I’m pretty sure that Kevin Held is the worst person in the world. You’ll have to read the article to get the full flavor, but this guy set up a charity in 2003 to raise funds to make an enormous multiple football-field size quilt made up of king size sheets. It was supposed to be a 9/11 memorial. He succeeded in raising over $700,000 but he did not succeed in creating the quilt. Instead, he just paid himself and his brothers.

The $713,000 that Held raised from students, school fundraising campaigns, T-shirt sales and other donations is gone. More than $270,000 of that went to Held and family members, records show.

In a July interview, Held said he hoped to finish the quilt in a few months. But he changed his mind a few weeks after the AP began asking questions, abruptly shutting the project because of “tough economic times.”

Held has done an impressive job raising money, persuading students to hold “penny drives” and police officers to buy T-shirts promoting the quilt for $20 or more. But he’s spent a lot in doing so.

Since 2004, Held paid himself $175,000 in salary, health insurance, other benefits and a weekly car allowance he received for most of that time. He’s owed another $63,820 in deferred salary, according to the charity’s most recent tax filing. Held argues that he’s actually owed closer to $420,000, because he was supposed to receive $60,000 annually since 2003, and has received far less.

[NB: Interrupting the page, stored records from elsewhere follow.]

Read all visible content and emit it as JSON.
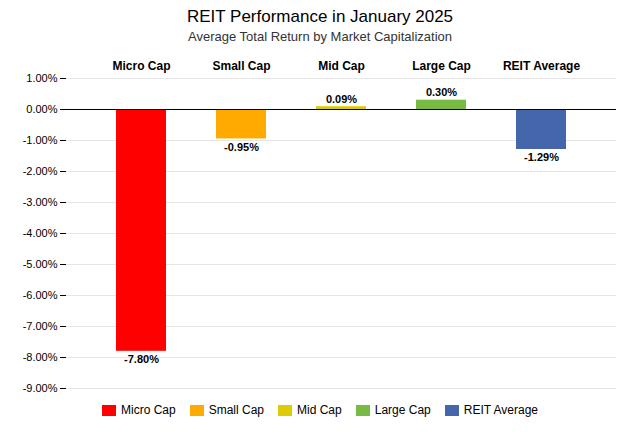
{
  "chart_data": {
    "type": "bar",
    "title": "REIT Performance in January 2025",
    "subtitle": "Average Total Return by Market Capitalization",
    "categories": [
      "Micro Cap",
      "Small Cap",
      "Mid Cap",
      "Large Cap",
      "REIT Average"
    ],
    "values": [
      -7.8,
      -0.95,
      0.09,
      0.3,
      -1.29
    ],
    "value_labels": [
      "-7.80%",
      "-0.95%",
      "0.09%",
      "0.30%",
      "-1.29%"
    ],
    "colors": [
      "#ff0000",
      "#ffaa00",
      "#ddcc00",
      "#77bb44",
      "#4466aa"
    ],
    "ylim": [
      -9.0,
      1.0
    ],
    "yticks": [
      {
        "value": -9.0,
        "label": "-9.00%"
      },
      {
        "value": -8.0,
        "label": "-8.00%"
      },
      {
        "value": -7.0,
        "label": "-7.00%"
      },
      {
        "value": -6.0,
        "label": "-6.00%"
      },
      {
        "value": -5.0,
        "label": "-5.00%"
      },
      {
        "value": -4.0,
        "label": "-4.00%"
      },
      {
        "value": -3.0,
        "label": "-3.00%"
      },
      {
        "value": -2.0,
        "label": "-2.00%"
      },
      {
        "value": -1.0,
        "label": "-1.00%"
      },
      {
        "value": 0.0,
        "label": "0.00%"
      },
      {
        "value": 1.0,
        "label": "1.00%"
      }
    ],
    "grid": true,
    "data_labels": true,
    "legend": "bottom"
  }
}
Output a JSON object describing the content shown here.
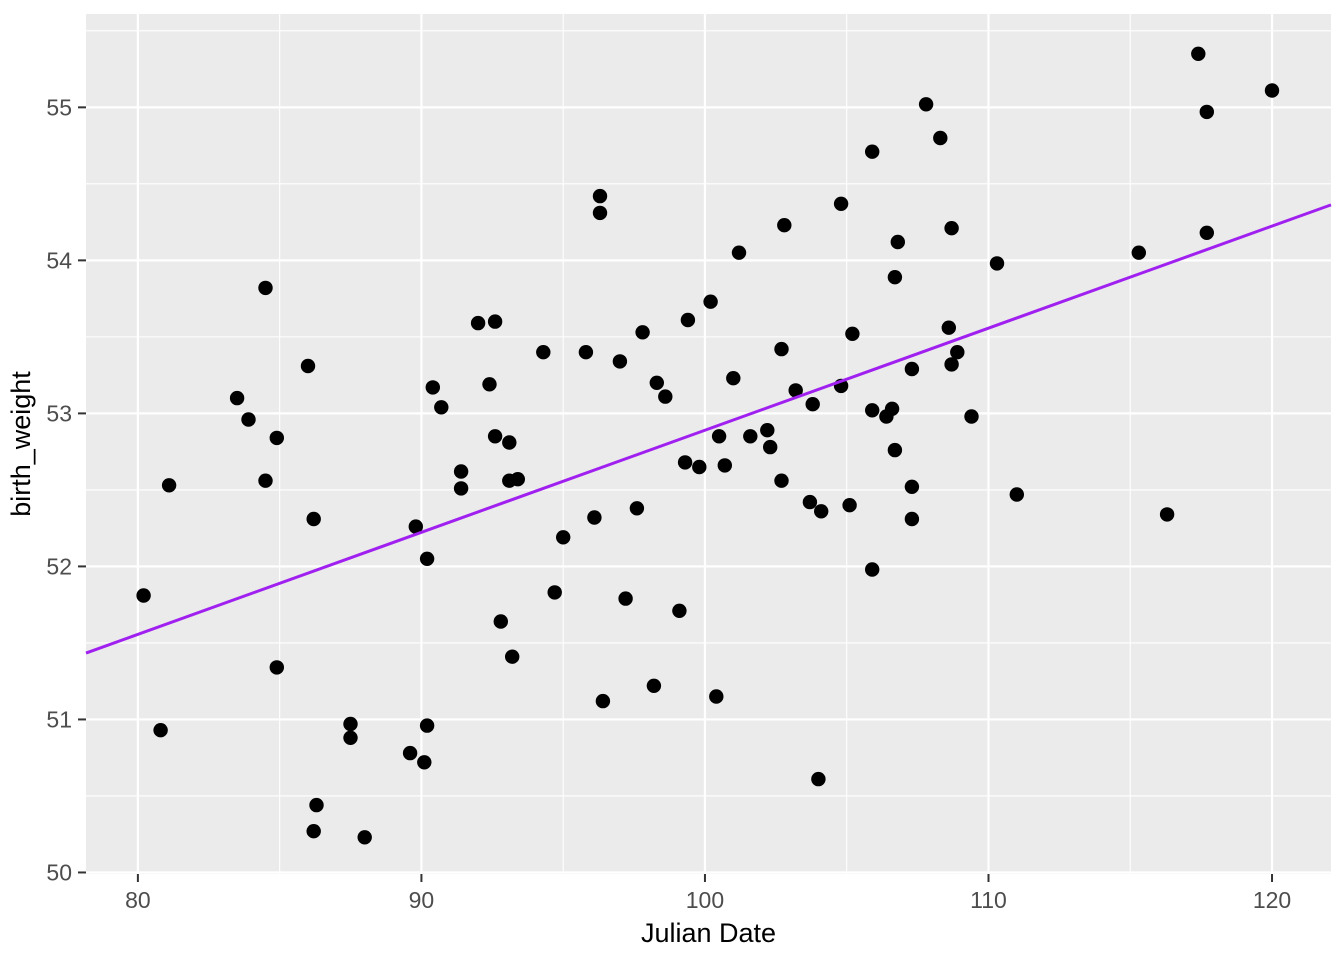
{
  "chart_data": {
    "type": "scatter",
    "title": "",
    "xlabel": "Julian Date",
    "ylabel": "birth_weight",
    "xlim": [
      78.17,
      122.08
    ],
    "ylim": [
      49.99,
      55.61
    ],
    "x_ticks": [
      80,
      90,
      100,
      110,
      120
    ],
    "y_ticks": [
      50,
      51,
      52,
      53,
      54,
      55
    ],
    "x_minor_ticks": [
      85,
      95,
      105,
      115
    ],
    "y_minor_ticks": [
      50.5,
      51.5,
      52.5,
      53.5,
      54.5,
      55.5
    ],
    "grid": true,
    "legend": "none",
    "trend_line": {
      "type": "linear",
      "intercept": 46.22,
      "slope": 0.0667,
      "x_start": 78.17,
      "x_end": 122.08
    },
    "points": [
      [
        84.5,
        53.82
      ],
      [
        96.3,
        54.42
      ],
      [
        96.3,
        54.31
      ],
      [
        107.8,
        55.02
      ],
      [
        108.3,
        54.8
      ],
      [
        105.9,
        54.71
      ],
      [
        104.8,
        54.37
      ],
      [
        102.8,
        54.23
      ],
      [
        108.7,
        54.21
      ],
      [
        106.8,
        54.12
      ],
      [
        101.2,
        54.05
      ],
      [
        110.3,
        53.98
      ],
      [
        106.7,
        53.89
      ],
      [
        100.2,
        53.73
      ],
      [
        117.4,
        55.35
      ],
      [
        120.0,
        55.11
      ],
      [
        117.7,
        54.97
      ],
      [
        117.7,
        54.18
      ],
      [
        115.3,
        54.05
      ],
      [
        86.0,
        53.31
      ],
      [
        83.5,
        53.1
      ],
      [
        83.9,
        52.96
      ],
      [
        84.9,
        52.84
      ],
      [
        84.5,
        52.56
      ],
      [
        81.1,
        52.53
      ],
      [
        86.2,
        52.31
      ],
      [
        92.0,
        53.59
      ],
      [
        92.6,
        53.6
      ],
      [
        97.8,
        53.53
      ],
      [
        99.4,
        53.61
      ],
      [
        94.3,
        53.4
      ],
      [
        95.8,
        53.4
      ],
      [
        97.0,
        53.34
      ],
      [
        90.4,
        53.17
      ],
      [
        92.4,
        53.19
      ],
      [
        98.3,
        53.2
      ],
      [
        98.6,
        53.11
      ],
      [
        90.7,
        53.04
      ],
      [
        92.6,
        52.85
      ],
      [
        93.1,
        52.81
      ],
      [
        91.4,
        52.62
      ],
      [
        99.3,
        52.68
      ],
      [
        99.8,
        52.65
      ],
      [
        93.1,
        52.56
      ],
      [
        93.4,
        52.57
      ],
      [
        91.4,
        52.51
      ],
      [
        89.8,
        52.26
      ],
      [
        96.1,
        52.32
      ],
      [
        97.6,
        52.38
      ],
      [
        95.0,
        52.19
      ],
      [
        90.2,
        52.05
      ],
      [
        108.6,
        53.56
      ],
      [
        105.2,
        53.52
      ],
      [
        102.7,
        53.42
      ],
      [
        108.9,
        53.4
      ],
      [
        108.7,
        53.32
      ],
      [
        107.3,
        53.29
      ],
      [
        101.0,
        53.23
      ],
      [
        103.2,
        53.15
      ],
      [
        104.8,
        53.18
      ],
      [
        103.8,
        53.06
      ],
      [
        105.9,
        53.02
      ],
      [
        106.6,
        53.03
      ],
      [
        106.4,
        52.98
      ],
      [
        109.4,
        52.98
      ],
      [
        100.5,
        52.85
      ],
      [
        101.6,
        52.85
      ],
      [
        102.2,
        52.89
      ],
      [
        102.3,
        52.78
      ],
      [
        100.7,
        52.66
      ],
      [
        102.7,
        52.56
      ],
      [
        106.7,
        52.76
      ],
      [
        107.3,
        52.52
      ],
      [
        103.7,
        52.42
      ],
      [
        104.1,
        52.36
      ],
      [
        105.1,
        52.4
      ],
      [
        107.3,
        52.31
      ],
      [
        111.0,
        52.47
      ],
      [
        105.9,
        51.98
      ],
      [
        116.3,
        52.34
      ],
      [
        80.2,
        51.81
      ],
      [
        84.9,
        51.34
      ],
      [
        80.8,
        50.93
      ],
      [
        87.5,
        50.97
      ],
      [
        87.5,
        50.88
      ],
      [
        86.3,
        50.44
      ],
      [
        86.2,
        50.27
      ],
      [
        88.0,
        50.23
      ],
      [
        94.7,
        51.83
      ],
      [
        97.2,
        51.79
      ],
      [
        99.1,
        51.71
      ],
      [
        92.8,
        51.64
      ],
      [
        93.2,
        51.41
      ],
      [
        98.2,
        51.22
      ],
      [
        96.4,
        51.12
      ],
      [
        90.2,
        50.96
      ],
      [
        89.6,
        50.78
      ],
      [
        90.1,
        50.72
      ],
      [
        100.4,
        51.15
      ],
      [
        104.0,
        50.61
      ]
    ],
    "colors": {
      "panel_background": "#EBEBEB",
      "gridline": "#FFFFFF",
      "point": "#000000",
      "trend_line": "#A020F0",
      "tick_label": "#4D4D4D",
      "axis_title": "#000000",
      "tick_mark": "#333333",
      "outer_background": "#FFFFFF"
    }
  }
}
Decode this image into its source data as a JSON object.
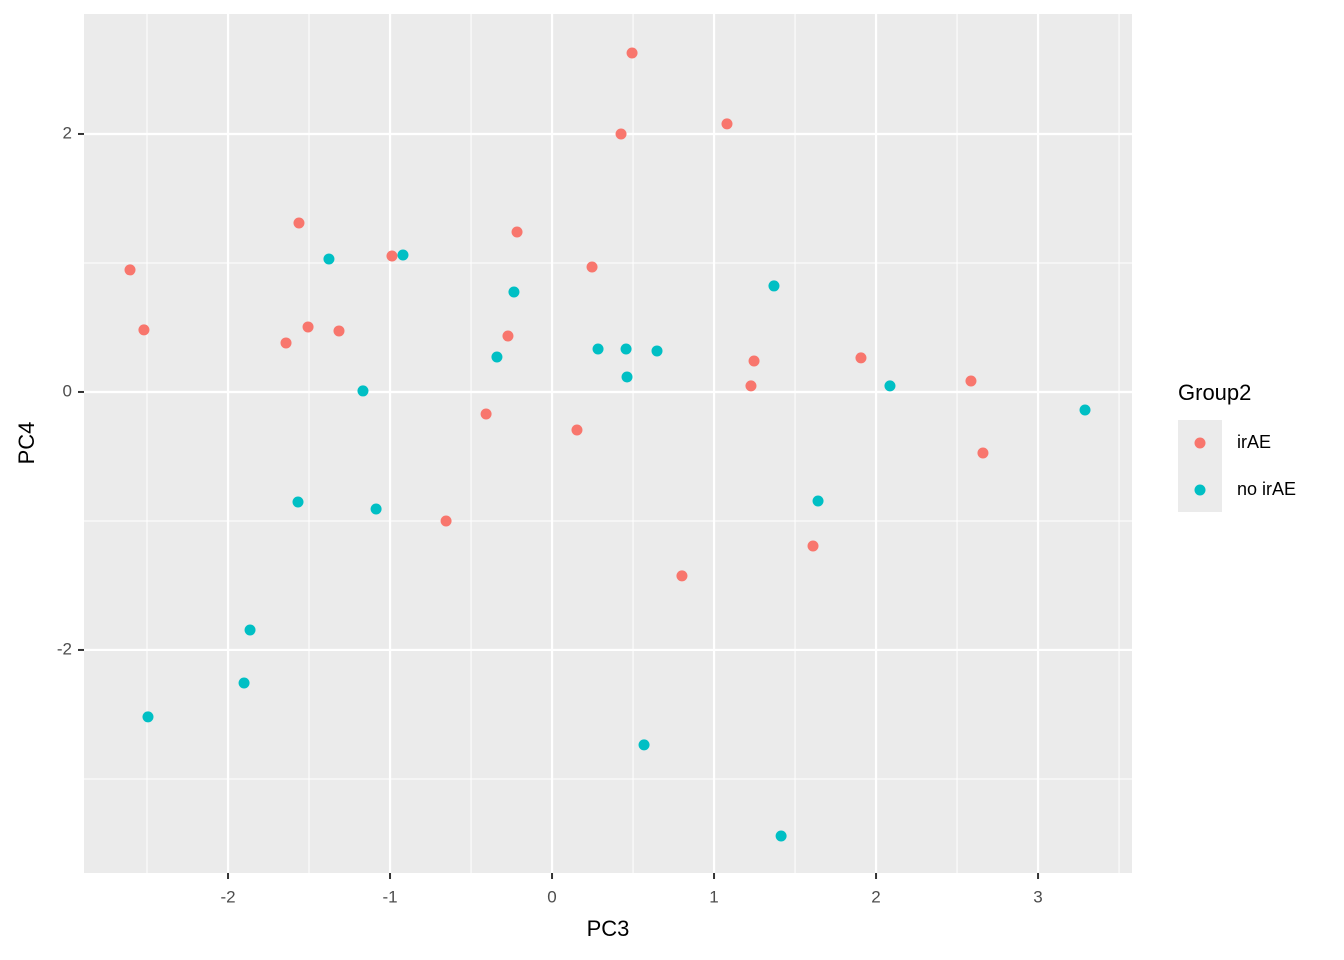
{
  "chart_data": {
    "type": "scatter",
    "x_label": "PC3",
    "y_label": "PC4",
    "legend_title": "Group2",
    "legend_position": "right",
    "grid": true,
    "xlim": [
      -2.889,
      3.58
    ],
    "ylim": [
      -3.729,
      2.93
    ],
    "xticks": [
      -2,
      -1,
      0,
      1,
      2,
      3
    ],
    "yticks": [
      -2,
      0,
      2
    ],
    "series": [
      {
        "name": "irAE",
        "color": "#f8766d",
        "x": [
          -2.605,
          -2.519,
          -1.562,
          -1.506,
          -1.642,
          -1.315,
          -0.988,
          -0.216,
          -0.407,
          -0.654,
          -0.272,
          0.247,
          0.426,
          0.494,
          1.08,
          0.154,
          1.247,
          1.228,
          0.802,
          1.611,
          1.907,
          2.586,
          2.66
        ],
        "values": [
          0.946,
          0.481,
          1.31,
          0.504,
          0.38,
          0.473,
          1.054,
          1.24,
          -0.171,
          -1.0,
          0.434,
          0.969,
          2.0,
          2.628,
          2.078,
          -0.295,
          0.24,
          0.047,
          -1.426,
          -1.194,
          0.264,
          0.085,
          -0.473
        ]
      },
      {
        "name": "no irAE",
        "color": "#00bfc4",
        "x": [
          -2.494,
          -1.901,
          -1.864,
          -1.568,
          -1.377,
          -1.167,
          -1.086,
          -0.92,
          -0.34,
          -0.235,
          0.284,
          0.457,
          0.463,
          0.648,
          0.568,
          1.37,
          1.414,
          1.642,
          2.086,
          3.29
        ],
        "values": [
          -2.519,
          -2.256,
          -1.845,
          -0.853,
          1.031,
          0.008,
          -0.907,
          1.062,
          0.271,
          0.775,
          0.333,
          0.333,
          0.116,
          0.318,
          -2.736,
          0.822,
          -3.442,
          -0.845,
          0.047,
          -0.14
        ]
      }
    ]
  }
}
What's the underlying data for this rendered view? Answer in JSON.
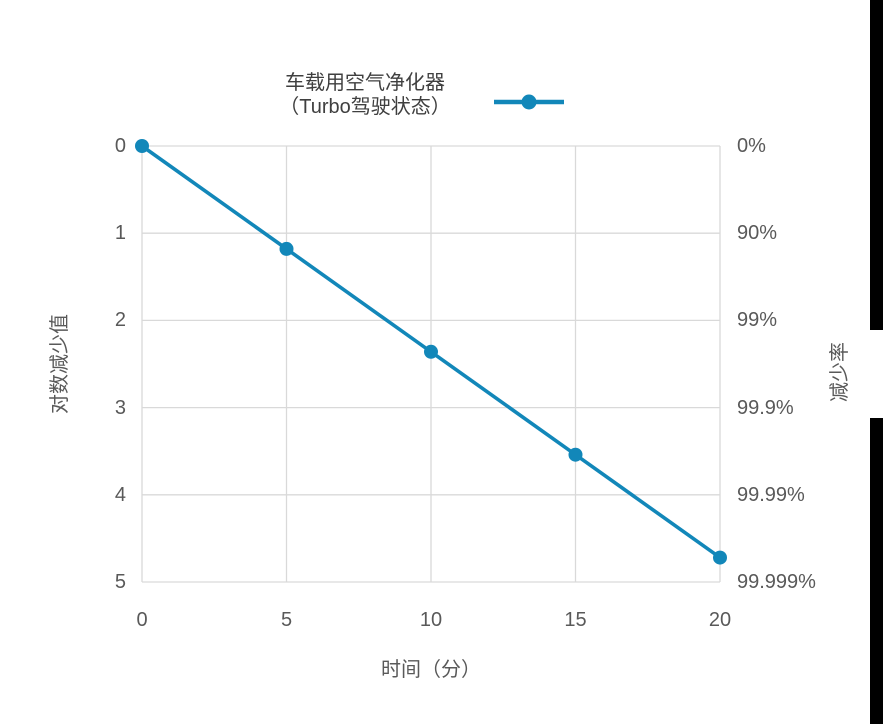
{
  "legend": {
    "label_line1": "车载用空气净化器",
    "label_line2": "（Turbo驾驶状态）"
  },
  "chart_data": {
    "type": "line",
    "title": "车载用空气净化器（Turbo驾驶状态）",
    "x": [
      0,
      5,
      10,
      15,
      20
    ],
    "series": [
      {
        "name": "车载用空气净化器（Turbo驾驶状态）",
        "values": [
          0,
          1.18,
          2.36,
          3.54,
          4.72
        ]
      }
    ],
    "xlabel": "时间（分）",
    "ylabel_left": "对数减少值",
    "ylabel_right": "减少率",
    "x_ticks": [
      "0",
      "5",
      "10",
      "15",
      "20"
    ],
    "y_ticks_left": [
      "0",
      "1",
      "2",
      "3",
      "4",
      "5"
    ],
    "y_ticks_right": [
      "0%",
      "90%",
      "99%",
      "99.9%",
      "99.99%",
      "99.999%"
    ],
    "xlim": [
      0,
      20
    ],
    "ylim": [
      0,
      5
    ],
    "y_axis_inverted": true,
    "grid": true,
    "legend_position": "top",
    "marker": "circle",
    "colors": {
      "series": "#1287b9",
      "grid": "#d9d9d9",
      "tick_text": "#595959",
      "legend_text": "#3f3f3f",
      "edge_bar": "#000000",
      "background": "#ffffff"
    }
  }
}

He told the AP in July that more than $50,000 paid in 2005 to satisfy a loan never reported by the charity went to his mother to repay “an accumulation of a bunch of small loans.” But when pressed last week – after the AP pointed out that his mother died that year – Held said he paid himself more than $45,000 to repay the loan. He said he couldn’t explain the other $5,000 without researching it.

He said he paid another $12,000 to his brothers, Dave and John, as consulting fees.

Held also charged the charity more than $37,000 for office rent, utilities and other related expenses, according to the group’s tax forms. But the addresses reported by the charity for most years were Held’s home and private mail boxes at PostNet and UPS stores in Arizona and south Texas.

Held said he received much of the office payments to cover the cost of working out of his home.

Held spent more than $170,000 on travel since 2004 to promote the quilt. He rarely traveled without his two Alaskan Malamute dogs, one at 120 pounds and the other 200 pounds. He also listed $36,691 in credit card and bank charges since 2005 and $10,460 for an expense listed as “petty” in 2009.

“I loved going out and traveling,” he said. “I loved going to the police departments.”

I’d say that he should be making at least one more visit to a police station. Here’s the best part.

Still, he’s come a long way since serving a few days in a Tampa jail in 1993 for misdemeanor theft and battery. With his wife, he’s moving into a $660,000, five-bedroom house overlooking a lake in Chandler, Ariz…

…He insists he has accounted for every dime spent by the charity, even if he can’t justify all the expenses.

“It doesn’t mean I’m a bad person,” Held said. “It just means I made a mistake.”

So far, he’s gotten away with it. The article details several other 9/11 charity scams. It makes you wonder why anyone plays by the rules.